Thanks to an utterly corrupted state run educational establishment (centralized education being one of the long term goals of the Communist Party USA that were realized) our nation has come under the dangerous delusion that America’s Founding Fathers gave us a democracy.
But they didn’t. They gave us a republic, or as Adams and Jefferson put it, “a government of laws and not of men,” and so far as the democratic principle of representation goes, one of mixed forms, direct and indirect representation, checks and balances, divisions of powers (horizontal and vertical), unalienable rights, frequent elections (but of varying lengths depending upon the political body), and vitally, freedom of speech, press, religion, assembly, and the right to petition (these acting as checks to).
But ranking near the top of those checks on democracy in favor of the longterm success of free government was the institution of the United States Senate.
Examining Federalist 63 today, penned by American Founder, James Madison, we hear once again from Madison the dangers of mere democratic representation, and the advantage of a Senate elected, not by the people, but by the State Legislatures, and not for two years, but six (there also was a more senior age requirement he addressed in Federalist 62).
Writes Madison:
Thus far I have considered the circumstances which point out the necessity of a well-constructed Senate only as they relate to the representatives of the people. To a people as little blinded by prejudice or corrupted by flattery as those whom I address, I shall not scruple to add, that such an institution may be sometimes necessary as a defense to the people against their own temporary errors and delusions. As the cool and deliberate sense of the community ought, in all governments, and actually will, in all free governments, ultimately prevail over the views of its rulers; so there are particular moments in public affairs when the people, stimulated by some irregular passion, or some illicit advantage, or misled by the artful misrepresentations of interested men, may call for measures which they themselves will afterwards be the most ready to lament and condemn. In these critical moments, how salutary will be the interference of some temperate and respectable body of citizens, in order to check the misguided career, and to suspend the blow meditated by the people against themselves, until reason, justice, and truth can regain their authority over the public mind? What bitter anguish would not the people of Athens have often escaped if their government had contained so provident a safeguard against the tyranny of their own passions? Popular liberty might then have escaped the indelible reproach of decreeing to the same citizens the hemlock on one day and statues on the next.
It may be suggested, that a people spread over an extensive region cannot, like the crowded inhabitants of a small district, be subject to the infection of violent passions, or to the danger of combining in pursuit of unjust measures. I am far from denying that this is a distinction of peculiar importance. I have, on the contrary, endeavored in a former paper to show, that it is one of the principal recommendations of a confederated republic. At the same time, this advantage ought not to be considered as superseding the use of auxiliary precautions. It may even be remarked, that the same extended situation, which will exempt the people of America from some of the dangers incident to lesser republics, will expose them to the inconveniency of remaining for a longer time under the influence of those misrepresentations which the combined industry of interested men may succeed in distributing among them.
It adds no small weight to all these considerations, to recollect that history informs us of no long-lived republic which had not a senate. Sparta, Rome, and Carthage are, in fact, the only states to whom that character can be applied. In each of the two first there was a senate for life. The constitution of the senate in the last is less known. Circumstantial evidence makes it probable that it was not different in this particular from the two others.

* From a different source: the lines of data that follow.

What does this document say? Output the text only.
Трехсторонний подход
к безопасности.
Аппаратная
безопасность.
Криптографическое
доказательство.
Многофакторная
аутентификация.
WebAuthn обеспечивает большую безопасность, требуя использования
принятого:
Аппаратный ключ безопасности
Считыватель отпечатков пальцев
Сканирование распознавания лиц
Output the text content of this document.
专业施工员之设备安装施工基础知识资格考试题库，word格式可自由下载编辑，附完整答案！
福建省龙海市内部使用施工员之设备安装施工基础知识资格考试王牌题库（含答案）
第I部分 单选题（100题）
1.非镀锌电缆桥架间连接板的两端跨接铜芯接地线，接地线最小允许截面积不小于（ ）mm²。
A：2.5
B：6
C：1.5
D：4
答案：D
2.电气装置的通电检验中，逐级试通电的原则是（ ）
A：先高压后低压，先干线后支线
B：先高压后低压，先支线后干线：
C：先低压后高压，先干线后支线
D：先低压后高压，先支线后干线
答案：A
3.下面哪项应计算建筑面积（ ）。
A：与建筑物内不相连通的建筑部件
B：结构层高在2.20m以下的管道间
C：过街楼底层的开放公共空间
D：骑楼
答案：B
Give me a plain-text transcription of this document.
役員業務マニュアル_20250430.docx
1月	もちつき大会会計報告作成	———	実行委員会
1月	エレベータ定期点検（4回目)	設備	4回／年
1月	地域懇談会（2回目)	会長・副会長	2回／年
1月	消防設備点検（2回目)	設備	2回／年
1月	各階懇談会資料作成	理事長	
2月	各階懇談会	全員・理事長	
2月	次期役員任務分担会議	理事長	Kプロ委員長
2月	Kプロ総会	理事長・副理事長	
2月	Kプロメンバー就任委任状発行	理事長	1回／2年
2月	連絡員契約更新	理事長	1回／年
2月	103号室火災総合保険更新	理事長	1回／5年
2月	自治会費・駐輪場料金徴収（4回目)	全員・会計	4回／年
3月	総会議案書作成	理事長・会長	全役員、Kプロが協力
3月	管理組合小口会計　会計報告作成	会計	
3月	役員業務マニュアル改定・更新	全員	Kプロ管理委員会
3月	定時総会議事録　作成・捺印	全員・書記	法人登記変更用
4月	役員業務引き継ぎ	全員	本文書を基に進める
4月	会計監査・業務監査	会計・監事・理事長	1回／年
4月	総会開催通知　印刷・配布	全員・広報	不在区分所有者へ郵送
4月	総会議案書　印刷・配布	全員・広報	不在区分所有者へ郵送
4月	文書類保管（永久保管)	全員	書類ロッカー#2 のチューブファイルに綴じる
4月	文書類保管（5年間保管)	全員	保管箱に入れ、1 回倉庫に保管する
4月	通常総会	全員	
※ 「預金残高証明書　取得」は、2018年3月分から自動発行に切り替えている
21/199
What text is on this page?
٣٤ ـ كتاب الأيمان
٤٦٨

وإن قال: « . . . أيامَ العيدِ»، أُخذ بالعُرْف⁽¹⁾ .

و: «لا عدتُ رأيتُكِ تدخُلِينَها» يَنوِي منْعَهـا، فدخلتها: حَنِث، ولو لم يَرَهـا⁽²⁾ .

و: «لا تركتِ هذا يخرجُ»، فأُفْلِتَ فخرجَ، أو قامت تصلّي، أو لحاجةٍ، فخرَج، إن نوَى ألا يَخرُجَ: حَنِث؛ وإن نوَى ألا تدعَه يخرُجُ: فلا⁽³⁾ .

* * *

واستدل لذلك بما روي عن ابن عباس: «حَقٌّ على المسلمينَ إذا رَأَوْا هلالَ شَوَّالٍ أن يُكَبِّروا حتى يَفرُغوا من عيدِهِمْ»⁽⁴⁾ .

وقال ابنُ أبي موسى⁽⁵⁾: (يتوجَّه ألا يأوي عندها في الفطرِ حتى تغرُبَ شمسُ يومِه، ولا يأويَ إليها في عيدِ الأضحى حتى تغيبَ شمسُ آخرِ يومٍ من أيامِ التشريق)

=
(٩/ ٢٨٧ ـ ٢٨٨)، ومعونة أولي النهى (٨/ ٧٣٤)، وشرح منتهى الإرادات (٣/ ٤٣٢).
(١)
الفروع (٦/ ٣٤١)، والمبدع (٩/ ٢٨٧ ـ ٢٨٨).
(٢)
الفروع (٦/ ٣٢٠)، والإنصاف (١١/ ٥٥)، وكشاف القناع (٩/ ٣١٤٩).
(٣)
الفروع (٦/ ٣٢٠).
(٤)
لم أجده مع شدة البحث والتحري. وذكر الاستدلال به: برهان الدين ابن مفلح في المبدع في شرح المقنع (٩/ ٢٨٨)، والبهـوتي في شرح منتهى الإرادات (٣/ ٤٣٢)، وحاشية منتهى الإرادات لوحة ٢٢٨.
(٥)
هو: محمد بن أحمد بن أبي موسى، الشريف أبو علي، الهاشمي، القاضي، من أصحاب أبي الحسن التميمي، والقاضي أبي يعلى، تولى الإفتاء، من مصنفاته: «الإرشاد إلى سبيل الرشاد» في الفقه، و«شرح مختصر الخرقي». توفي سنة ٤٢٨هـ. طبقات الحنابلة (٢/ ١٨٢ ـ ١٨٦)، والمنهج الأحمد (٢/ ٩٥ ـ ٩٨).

It is at least certain, that it had some quality or other which rendered it an anchor against popular fluctuations; and that a smaller council, drawn out of the senate, was appointed not only for life, but filled up vacancies itself. These examples, though as unfit for the imitation, as they are repugnant to the genius, of America, are, notwithstanding, when compared with the fugitive and turbulent existence of other ancient republics, very instructive proofs of the necessity of some institution that will blend stability with liberty. I am not unaware of the circumstances which distinguish the American from other popular governments, as well ancient as modern; and which render extreme circumspection necessary, in reasoning from the one case to the other. But after allowing due weight to this consideration, it may still be maintained, that there are many points of similitude which render these examples not unworthy of our attention. Many of the defects, as we have seen, which can only be supplied by a senatorial institution, are common to a numerous assembly frequently elected by the people, and to the people themselves. There are others peculiar to the former, which require the control of such an institution. The people can never wilfully betray their own interests; but they may possibly be betrayed by the representatives of the people; and the danger will be evidently greater where the whole legislative trust is lodged in the hands of one body of men, than where the concurrence of separate and dissimilar bodies is required in every public act.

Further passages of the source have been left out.